The Yadoya Guesthouse in Nakano Ward, Tokyo, a small facility with seven rooms that charges only around ¥2,500 to ¥4,000 a night, downloaded Rakuten Inc.’s application called smartpay. After that, it only had to plug a small card reader into the smartphone’s headphone jack, swipe the guests’ cards through the reader and get their signature on the screen for authorization. Receipts are emailed to the guests.
Despite high demand from customers, the guesthouse could not afford to buy a conventional card reader needed for credit car payments. It started using the digital payment service last summer because it requires no initial investment. The response has been favorable, the manager said.

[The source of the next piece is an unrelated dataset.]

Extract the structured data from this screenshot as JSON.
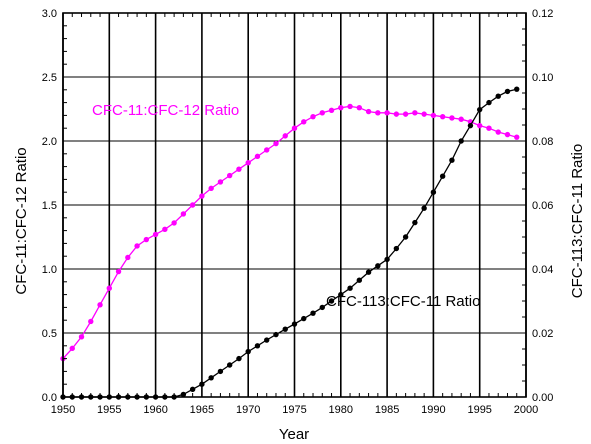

Tokyo-based Coiney Inc. and PayPal Inc. of the United States have started offering mobile payment services for smartphones and tablets in Japan. Compared with a conventional card-reading setup, which costs around ¥50,000 to ¥100,000 plus a commission of 5 percent to 7 percent per-transaction, no initial hardware costs are charged and the typical transaction fee is less than 4 percent.
Furthermore, the money will be credited to their bank accounts within several days of the transaction, is much shorter than the month or half a month it takes for a conventional credit card service.
As an experiment, PayPal last November launched a new mobile check-in and payment service allowing people who have installed its application and registered their credit card data and photo in advance, to pay automatically once their face has been identified.